Today, all aspects of the transport industry, aiming to lightweight with composites to hit stringent targets, rely on efficient modelling and simulation tools to predict the correct energy absorption under impact, crash, and collision. Here, critical energy absorption occurs in a very short time, and exhibit very complex deformation responses, so accurate simulations use explicit dynamic finite element solvers. Of particular interest are discontinuities in strain to determine accurate stress and intralaminar damage predictions, along with discontinuities in displacements to understand delamination crack growth

OptiStruct Explicit is a solver for short, millisecond-type duration dynamic analyses. An important feature is that the input data for explicit solution is the same as for implicit solution. Also, the output data structure is the same.  It supports composite properties: composite strains and stresses; parabolic out-of-plane shear stress, along with SMP and MPI (DDM) parallelization.

image

Recent enhanced and new capabilities for the explicit dynamic analysis of composites include:

  • Drape table: to define scaling factors and rotation angles for elements of a ply.
  • Out-of-plane shear stress: now provides different options for shell element (constant; parabolic for nonlinear explicit).
  • Strength ratio: a measure of the margin to onset of failure, includes: composite strength (ply or bond failure); ply-based TSAI; envelope of criteria.

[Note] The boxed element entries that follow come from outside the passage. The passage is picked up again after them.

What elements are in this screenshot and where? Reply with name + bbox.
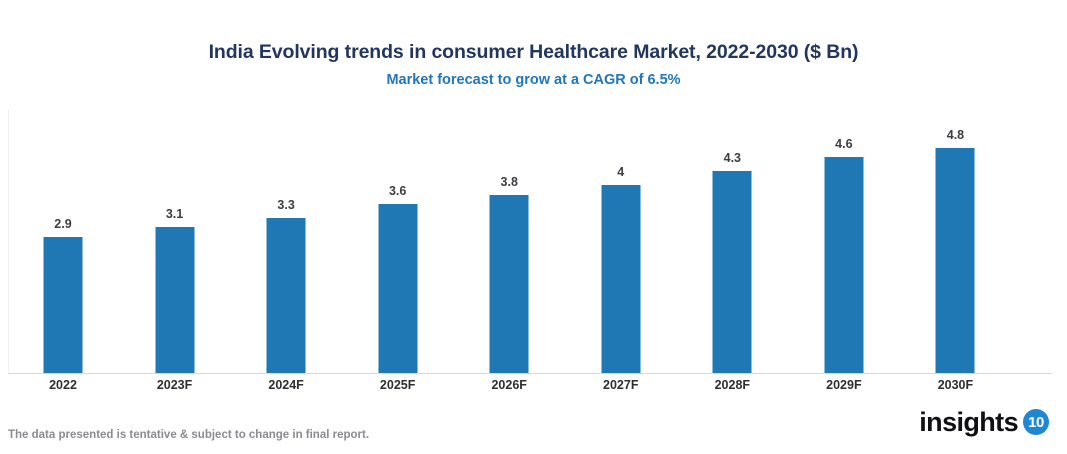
x-axis-line bbox=[8, 373, 1052, 374]
bar-slot-2025F: 3.6 bbox=[340, 110, 456, 373]
bar[interactable] bbox=[378, 204, 418, 373]
bar-value-label: 4.6 bbox=[835, 137, 853, 151]
bar-series: 2.9 3.1 3.3 3.6 3.8 4 4.3 4.6 4.8 bbox=[8, 110, 1052, 373]
bar-slot-2029F: 4.6 bbox=[786, 110, 902, 373]
bar[interactable] bbox=[935, 148, 975, 373]
bar-value-label: 4 bbox=[617, 165, 625, 179]
x-axis-label-2028F: 2028F bbox=[714, 378, 751, 392]
bar-slot-2028F: 4.3 bbox=[674, 110, 790, 373]
bar-slot-2023F: 3.1 bbox=[117, 110, 233, 373]
x-axis-label-2023F: 2023F bbox=[156, 378, 193, 392]
logo-badge-icon: 10 bbox=[1023, 409, 1049, 435]
bar-slot-2024F: 3.3 bbox=[228, 110, 344, 373]
x-axis-label-2030F: 2030F bbox=[937, 378, 974, 392]
bar[interactable] bbox=[489, 195, 529, 373]
bar-value-label: 4.8 bbox=[946, 128, 965, 142]
bar-value-label: 4.3 bbox=[723, 151, 742, 165]
x-axis-label-2027F: 2027F bbox=[603, 378, 639, 392]
logo-wordmark: insights bbox=[919, 407, 1018, 437]
page-title: India Evolving trends in consumer Health… bbox=[208, 41, 859, 63]
x-axis-label-2025F: 2025F bbox=[379, 378, 416, 392]
x-axis-label-2029F: 2029F bbox=[826, 378, 862, 392]
x-axis-label-2022: 2022 bbox=[49, 378, 77, 392]
x-axis-label-2024F: 2024F bbox=[268, 378, 304, 392]
disclaimer-text: The data presented is tentative & subjec… bbox=[8, 429, 370, 441]
bar[interactable] bbox=[601, 185, 641, 373]
bar-slot-2026F: 3.8 bbox=[451, 110, 567, 373]
x-axis-label-2026F: 2026F bbox=[491, 378, 527, 392]
bar[interactable] bbox=[155, 227, 195, 373]
insights10-logo: insights 10 bbox=[919, 406, 1049, 438]
bar-slot-2022: 2.9 bbox=[5, 110, 121, 373]
bar-value-label: 3.1 bbox=[165, 207, 184, 221]
bar-slot-2030F: 4.8 bbox=[897, 110, 1013, 373]
bar-slot-2027F: 4 bbox=[563, 110, 679, 373]
bar[interactable] bbox=[43, 237, 83, 373]
chart-header: India Evolving trends in consumer Health… bbox=[0, 40, 1067, 90]
bar[interactable] bbox=[266, 218, 306, 373]
bar[interactable] bbox=[712, 171, 752, 373]
bar-value-label: 3.8 bbox=[500, 175, 518, 189]
plot-area: 2.9 3.1 3.3 3.6 3.8 4 4.3 4.6 4.8 bbox=[8, 110, 1052, 374]
bar[interactable] bbox=[824, 157, 864, 373]
chart-subtitle: Market forecast to grow at a CAGR of 6.5… bbox=[386, 72, 681, 88]
bar-value-label: 3.3 bbox=[277, 198, 295, 212]
bar-value-label: 2.9 bbox=[54, 217, 72, 231]
bar-value-label: 3.6 bbox=[388, 184, 407, 198]
x-axis-labels: 2022 2023F 2024F 2025F 2026F 2027F 2028F 2029F 2… bbox=[8, 377, 1052, 397]
plot-left-rule bbox=[8, 110, 9, 373]
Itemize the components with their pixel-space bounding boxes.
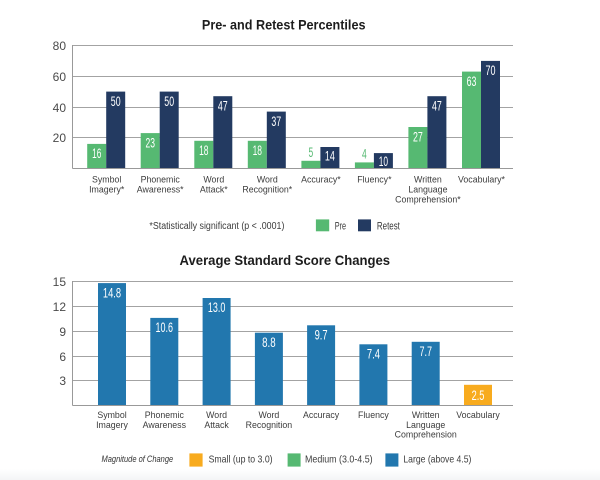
svg-text:37: 37: [271, 113, 281, 129]
svg-text:27: 27: [413, 128, 423, 144]
svg-text:9.7: 9.7: [315, 327, 328, 343]
svg-text:80: 80: [53, 39, 67, 53]
svg-text:Attack: Attack: [204, 420, 229, 430]
svg-text:Fluency*: Fluency*: [357, 174, 392, 184]
svg-text:Word: Word: [203, 174, 224, 184]
svg-text:10.6: 10.6: [156, 319, 174, 335]
svg-text:Awareness*: Awareness*: [137, 184, 184, 194]
svg-text:5: 5: [309, 144, 314, 160]
svg-text:50: 50: [111, 93, 121, 109]
svg-text:63: 63: [467, 73, 477, 89]
svg-text:Imagery*: Imagery*: [89, 184, 125, 194]
svg-text:14.8: 14.8: [103, 284, 121, 300]
svg-text:2.5: 2.5: [472, 387, 485, 403]
svg-text:6: 6: [59, 350, 66, 364]
svg-text:50: 50: [164, 93, 174, 109]
svg-text:Comprehension*: Comprehension*: [395, 194, 461, 204]
svg-text:Small (up to 3.0): Small (up to 3.0): [209, 454, 273, 465]
svg-text:Language: Language: [406, 420, 445, 430]
svg-text:Imagery: Imagery: [96, 420, 128, 430]
svg-text:7.4: 7.4: [367, 346, 380, 362]
svg-text:40: 40: [53, 101, 67, 115]
svg-text:Written: Written: [412, 410, 440, 420]
svg-text:Large (above 4.5): Large (above 4.5): [403, 454, 471, 465]
svg-text:47: 47: [218, 98, 228, 114]
svg-text:16: 16: [92, 145, 101, 161]
svg-text:Word: Word: [257, 174, 278, 184]
svg-text:Retest: Retest: [377, 220, 400, 232]
svg-text:Awareness: Awareness: [143, 420, 187, 430]
svg-text:70: 70: [486, 62, 496, 78]
svg-text:23: 23: [145, 134, 155, 150]
svg-text:Accuracy*: Accuracy*: [301, 174, 341, 184]
svg-text:*Statistically significant (p: *Statistically significant (p < .0001): [149, 221, 284, 232]
svg-text:Recognition: Recognition: [246, 420, 293, 430]
svg-text:12: 12: [53, 300, 67, 314]
svg-text:Word: Word: [258, 410, 279, 420]
svg-text:Comprehension: Comprehension: [395, 430, 457, 440]
svg-text:47: 47: [432, 98, 442, 114]
svg-text:Magnitude of Change: Magnitude of Change: [102, 454, 174, 465]
svg-text:10: 10: [379, 153, 388, 169]
svg-text:Word: Word: [206, 410, 227, 420]
svg-text:20: 20: [53, 131, 67, 145]
svg-text:4: 4: [362, 145, 367, 161]
svg-text:9: 9: [59, 325, 66, 339]
svg-text:Pre- and Retest Percentiles: Pre- and Retest Percentiles: [202, 17, 366, 32]
svg-text:Vocabulary: Vocabulary: [456, 410, 500, 420]
svg-text:18: 18: [253, 142, 263, 158]
svg-text:14: 14: [325, 148, 335, 164]
svg-text:7.7: 7.7: [419, 343, 432, 359]
svg-text:Phonemic: Phonemic: [141, 174, 181, 184]
svg-text:Average Standard Score Changes: Average Standard Score Changes: [180, 253, 391, 268]
svg-text:Attack*: Attack*: [200, 184, 228, 194]
svg-text:Written: Written: [414, 174, 442, 184]
svg-text:Symbol: Symbol: [97, 410, 126, 420]
svg-text:Pre: Pre: [335, 220, 346, 232]
svg-text:Accuracy: Accuracy: [303, 410, 340, 420]
svg-text:Vocabulary*: Vocabulary*: [458, 174, 506, 184]
svg-text:13.0: 13.0: [208, 299, 226, 315]
svg-text:Symbol: Symbol: [92, 174, 121, 184]
svg-text:15: 15: [53, 275, 67, 289]
svg-text:Fluency: Fluency: [358, 410, 389, 420]
svg-text:3: 3: [59, 374, 66, 388]
svg-text:Recognition*: Recognition*: [242, 184, 292, 194]
svg-text:Medium (3.0-4.5): Medium (3.0-4.5): [305, 454, 373, 465]
svg-text:60: 60: [53, 70, 67, 84]
svg-text:Language: Language: [408, 184, 447, 194]
svg-text:8.8: 8.8: [262, 334, 276, 350]
svg-text:18: 18: [199, 142, 209, 158]
svg-text:Phonemic: Phonemic: [145, 410, 185, 420]
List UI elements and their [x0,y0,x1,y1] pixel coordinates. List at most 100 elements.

These capabilities are expanding to include failure onset and progressive damage.

Some examples of use cases include the response of a structure due to low velocity impacts assuming linear elastic material behavior. Various dynamic stability analyses for thin-walled structures. Geometric non-linearity is automatically included.

The analysis type and termination time are specified in the Load Step. Time step is automatically determined and can be reduced if severe element distortion occurs.